The Inertia of Trinidad and Tobago
The happenings here in Trinidad and Tobago, now with (or without) Hart and with (or without) Property Tax Reform and with (or without) a true change in Opposition, amongst the happenings in my personal life, have me in the frame of mind where I am compelled to write about the elephant - or in T&T, the Manicou - in the middle of the room.
Inertia.
If there is a tone of displeasure here, it is warranted from this writer's perspective. How is it that the face of the country has changed so little for me over the decades? In speaking with one journalist a few weeks ago, my observations were echoed by someone who had more insight into what has been happening over the decades here than I. The faces rarely change, the problems remain the same, and the sliding scale of what is celebrated has slid below mediocrity.
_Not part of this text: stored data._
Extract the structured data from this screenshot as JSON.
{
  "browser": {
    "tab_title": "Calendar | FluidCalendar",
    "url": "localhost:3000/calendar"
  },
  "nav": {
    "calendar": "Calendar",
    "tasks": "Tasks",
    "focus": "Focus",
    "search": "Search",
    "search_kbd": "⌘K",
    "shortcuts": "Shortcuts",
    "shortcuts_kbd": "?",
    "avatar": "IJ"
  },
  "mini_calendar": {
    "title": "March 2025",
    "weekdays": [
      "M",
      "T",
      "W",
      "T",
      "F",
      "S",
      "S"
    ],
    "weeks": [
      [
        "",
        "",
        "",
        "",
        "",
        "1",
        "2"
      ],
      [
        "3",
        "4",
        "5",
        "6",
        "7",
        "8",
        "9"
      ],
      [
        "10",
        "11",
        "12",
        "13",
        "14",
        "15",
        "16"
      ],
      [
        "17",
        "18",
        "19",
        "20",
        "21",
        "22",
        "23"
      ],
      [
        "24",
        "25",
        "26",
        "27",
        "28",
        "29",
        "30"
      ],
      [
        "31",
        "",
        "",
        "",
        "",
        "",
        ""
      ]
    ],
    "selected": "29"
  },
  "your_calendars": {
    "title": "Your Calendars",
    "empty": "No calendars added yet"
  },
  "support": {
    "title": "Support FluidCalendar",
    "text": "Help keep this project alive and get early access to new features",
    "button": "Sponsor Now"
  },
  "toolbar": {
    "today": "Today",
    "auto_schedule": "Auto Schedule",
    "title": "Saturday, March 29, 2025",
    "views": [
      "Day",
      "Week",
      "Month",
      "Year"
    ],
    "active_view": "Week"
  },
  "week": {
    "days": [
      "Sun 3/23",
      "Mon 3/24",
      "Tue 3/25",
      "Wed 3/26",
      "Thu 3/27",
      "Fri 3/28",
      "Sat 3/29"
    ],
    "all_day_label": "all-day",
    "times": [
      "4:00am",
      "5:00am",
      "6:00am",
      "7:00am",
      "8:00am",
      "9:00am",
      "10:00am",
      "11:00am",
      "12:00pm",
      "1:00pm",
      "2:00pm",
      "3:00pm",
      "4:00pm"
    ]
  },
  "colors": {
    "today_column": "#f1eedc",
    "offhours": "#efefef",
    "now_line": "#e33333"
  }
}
I may sound negative, but isn't it somewhat odd that the country takes the day off when the national football team comes back from the World Cup after being eliminated, having scored only one goal - against themselves? I used to say that was celebrating mediocrity, but it isn't. It's celebrating less than mediocrity. It's a celebration of stagnation; a simple wave of enthusiasm was what was celebrated - a simple hope that something would change. Maybe I am become old and jaded. I am unimpressed with the idiocies tossed around like a dead shuttlecock in Parliament and in the rumshops. I have shaken my head over the years as I have seen more and more money poured into bad ideas - ideas that were so patently bad that even John Q. Mediocrity shook his head with the next nip of puncheon.
So many times it seems that to fool the public into thinking there is progress, standards are lowered. And every time, the public makes some complaint and is ignored. And every time, the public readjusts to the new way of things. Is this the way new generations will look upon Trinidad and Tobago, once rich and proud but now only proud? And proud of what?
We had CHOGM last year where millions were spent, but this year there is a water shortage because desalination plants are not yet online. And there are natural water wells around Trinidad as well whose abundance is wasted on the Water And Sewage Authority. We import modern convenience but produce none of it. We hosted two conferences last year because... some idiots thought they would bring in money. Instead they funnel money out, strip mining the treasury in search of what little of substance is left.
Carnival is copyrighted, broadcast rights are bought from the government by the government to be shown to citizens with advertisement - the same citizens that sponsor the whole thing. Isn't that peculiar?
People look to a new Opposition leader for change, but the 'new' is an old face. The politics is a victim of the societal inertia so endemic that it can be seen in the youth of today where the youth think that 'just enough' is 'good enough'. They come by it honestly, it seems.
How can this inertia be broken? I do not know. But I, for one, am sick of it.
Aren't you?
It starts with the individual, you see. Someone who once was someone used to talk about civil disobedience, but that's not the answer. The answer is found in the premise of Thoreau's work - the high standards by which people not only hold others accountable but hold themselves accountable.
Or everyone can stay right here. After all, you leave no footprints if you stand still.